OS CIGANOS NO CORAÇÃO DA ECONOMIA SOCIAL DA EUROPA –

OS CIGANOS NAS PEQUENAS POLÍTICAS PESSOAIS E DE ALGUNS PEQUENOS GRUPOS

A recente reunião da FRA no próprio Conselho da União Europeia pôs bem em relevo quanto a Europa considera a inclusão dos ciganos como a prioridade da estratégia de coesão social e como a condição sine qua non do êxito da economia social na Europa do futuro.

 

Toda a questão debatida, repetidamente expressa nos documentos e ecoada nas reuniões, nas estruturas, nos grupos de trabalho é a eficácia desta estratégia, é, como afirmou em Bruxelas o Diretor da FRA, a adesão dos Estados Membros através das políticas que desenham e se propõem implementar, em resumo, a passagem à prática destes objetivos, os resultados na diminuição das exclusões: quantos mais ciganos estudam mais tempo, quantos a Estratégia ajudou a empregar-se, quantos deixaram de viver nas barracas ou a deambularem escorraçados e começaram a viver uma vida digna nas suas casas. E a angústia que é quase um grito nas grandes assembleias: como diminuir os discursos de ódio, como parar os desalojamentos forçados sem alternativa, etc. etc.

 

Paralelamente, quase como o contraponto dos coros nas tragédias gregas, surge o oportunismo de alguns e de grupos dispersos, que indiferentes ao sofrimento alheio, aproveitam a onda do populismo que supostamente dá votos, para lançarem gasolina na fogueira: os seus comentários aumentam o sofrimento das pessoas de etnia cigana? Que interessa isso se ele ou o grupo vão angariar mais uns votozinhos?

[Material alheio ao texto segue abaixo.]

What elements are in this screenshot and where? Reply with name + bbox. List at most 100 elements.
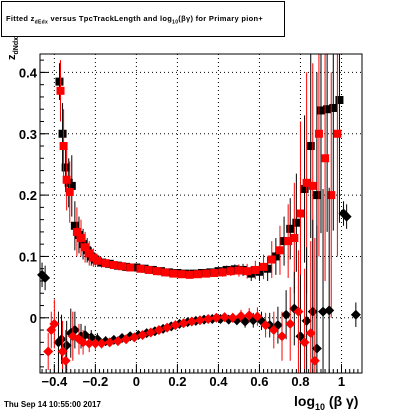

Esta é a clivagem da nossa sociedade. E nós, de que lado estamos? Europeiamente conscientes da nossa missão de interculturalidade e dispostos a tudo fazer para o seu sucesso, para a diminuição do sofrimento de quem não teve oportunidades e que sofre no seu dia a dia do atavismo que não aprendeu a superar, nem conseguirá superar se não forem ajudados, ou … não vale a pena mencionar as alternativas – fazem parte das pequenezes sem história que infelizmente teimam em estragar este mundo.